Nope, chore charts don’t work…

Emily mentioned on Monday that I’d be sharing with you our chore system. Well, it’s Thursday night, but I’m only a few days late!

To start with, I’m going to be completely honest. Chore charts have never worked for me. I know there are so many beautiful ones out there in the world, and although I appreciate the efficiency and beauty of them, they have just never worked. I’ve never kept them up-to-date, we lose clothespins, the kids lose their little booklets–you can just imagine.

I am, however, 100% convinced that children should do chores. But I’m a little less of a stickler on when they should do them. I know a lot of internet moms have really young children doing chores, but that also has never worked for us. I think my type-A personality is definitely partially to blame, but I never enjoyed teaching a youngster to do a task that he was only barely ready for, only to have to complete it again once he was done. Just not worth it. In our experience, waiting until the kids are really ready to begin a certain chore makes all the difference in the world. At that point, once I show them a couple times, they are ready to be let loose on it by themselves, without my having to fix things at the end.

In our house, the chore-doing tip that has made the most difference for me is this:

Work together. Your kids will be so much more motivated when they see you working alongside them.

I can’t claim I made it up–I heard it from some very wise lady a long time ago. It has revolutionized my kids’ attitudes toward chores. For example: when the floors need dusting, mopping, and/or vacumming, the kids and I all work on it together. I tell them it’s only going to take us 20 minutes if we all work hard, and we set the timer.  I swiff the kitchen while daughter #2 dusts the stairs. Daughter #1 then swiffs the hardwood floors while son #1 wet-swiffs the kitchen floors and I vacuum. My youngest two girls wander around aimlessly with dust cloths. When we need to clean bathrooms, a similar sort of system happens. I have not trained my oldest to clean the bathrooms yet (I tried, and they clearly were not ready for the responsibility of comet flying out of the can…), but while I clean bathrooms, somebody rounds up towels that need washing. Somebody else takes cups down to the kitchen (Anybody else keep a communal cup in their bathroom? I don’t know how, but somehow we never get sick from it.). Another two or three are tasked with taking Clorox wipes and wiping down doorknobs, light switches, and the banister. I am not usually done cleaning the bathrooms in 20 minutes, but after 20 minutes of them working, they’re ready to go play with the baby and leave me in peace to finish.

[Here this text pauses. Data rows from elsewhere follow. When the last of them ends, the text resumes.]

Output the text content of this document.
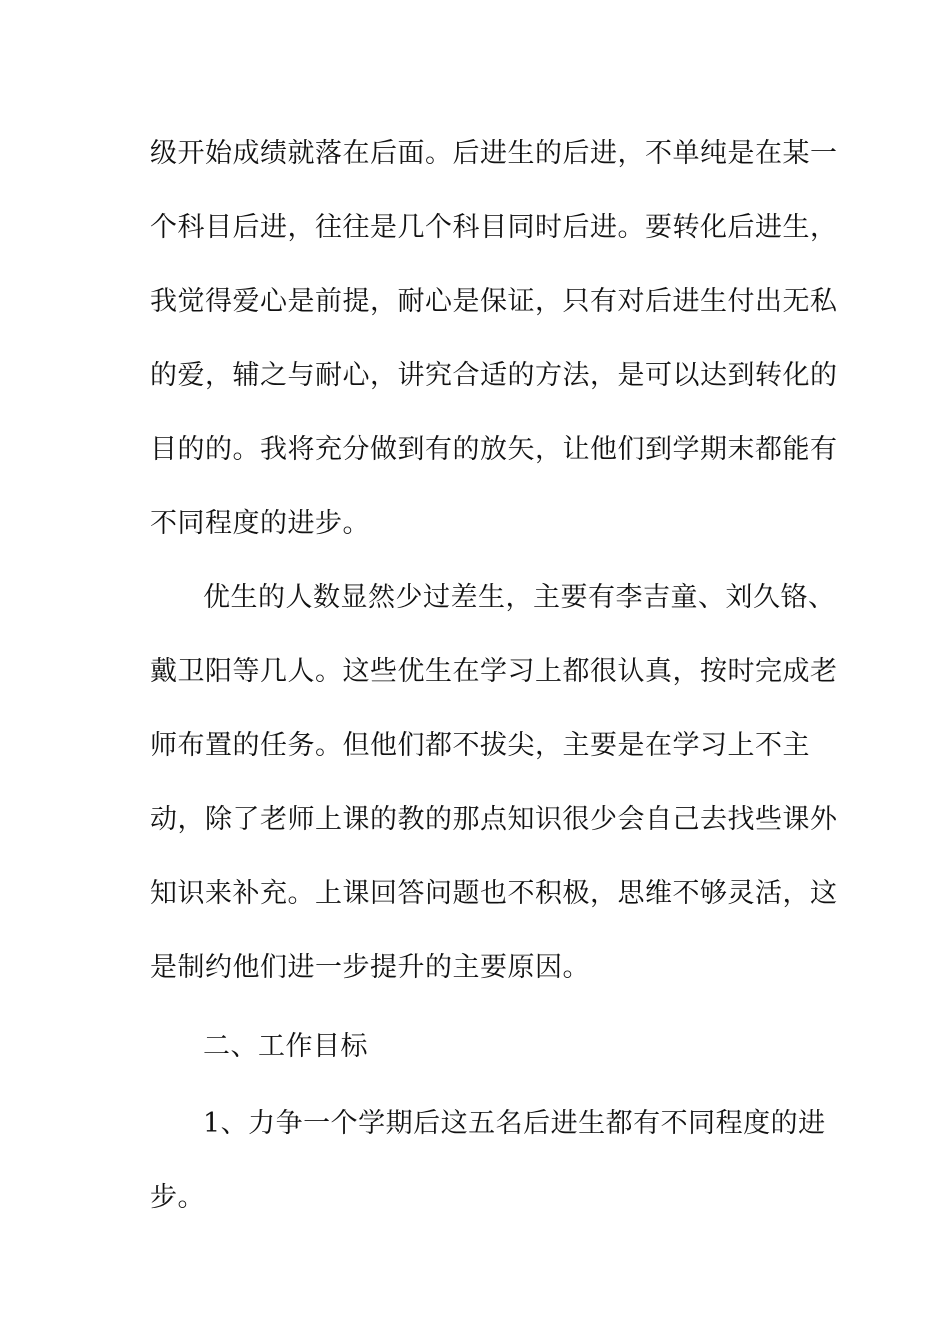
级开始成绩就落在后面。后进生的后进，不单纯是在某一
个科目后进，往往是几个科目同时后进。要转化后进生，
我觉得爱心是前提，耐心是保证，只有对后进生付出无私
的爱，辅之与耐心，讲究合适的方法，是可以达到转化的
目的的。我将充分做到有的放矢，让他们到学期末都能有
不同程度的进步。
优生的人数显然少过差生，主要有李吉童、刘久铬、
戴卫阳等几人。这些优生在学习上都很认真，按时完成老
师布置的任务。但他们都不拔尖，主要是在学习上不主
动，除了老师上课的教的那点知识很少会自己去找些课外
知识来补充。上课回答问题也不积极，思维不够灵活，这
是制约他们进一步提升的主要原因。
二、工作目标
1、力争一个学期后这五名后进生都有不同程度的进
步。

The kids have a couple other regular chores that they all do together (I’m off the hook for these ones!). In the morning, right after breakfast, they all have a morning chore to complete. One makes babies’ beds, another takes out the bathroom trash, while a few others vacuum the dining room carpet. While they do this, I finish cleaning up breakfast and make sure the babies are dressed. We usually finish about the same time. My kids are also responsible for putting away clean dishes out of the dishwasher. We’ve broken up the dishwasher into four ‘zones,’ and they all take a section. And when household clutter has gotten completely out of control (which is several times a day), we all work together on fixing it. Sometimes I’ll make them do this on their own, but usually only when I’m trying to make dinner, and it always results in fighting over who’s doing what and who’s not participating.

I do not have a set schedule for chores. I’m pretty sure that if I did, things would be cleaned more consistently, but I have just never stuck to a schedule. Instead, we try to clean as-needed. When I notice the bathrooms are gross, we work on them. When I notice that the floor needs vacuuming, we work on it. In this non-schedule, I never do any kind of general spring-cleaning type items (wash grubby walls, vacuum shutters, anyone?), but I’ve decided that that is not an area I need to feel guilty over. I’ll scrub shutters when I’m old. It helps that I am type-A enough that the main things never get completely out of control.

I would love to hear what’s worked for you! I just reserve the right to not feel guilted into trying it!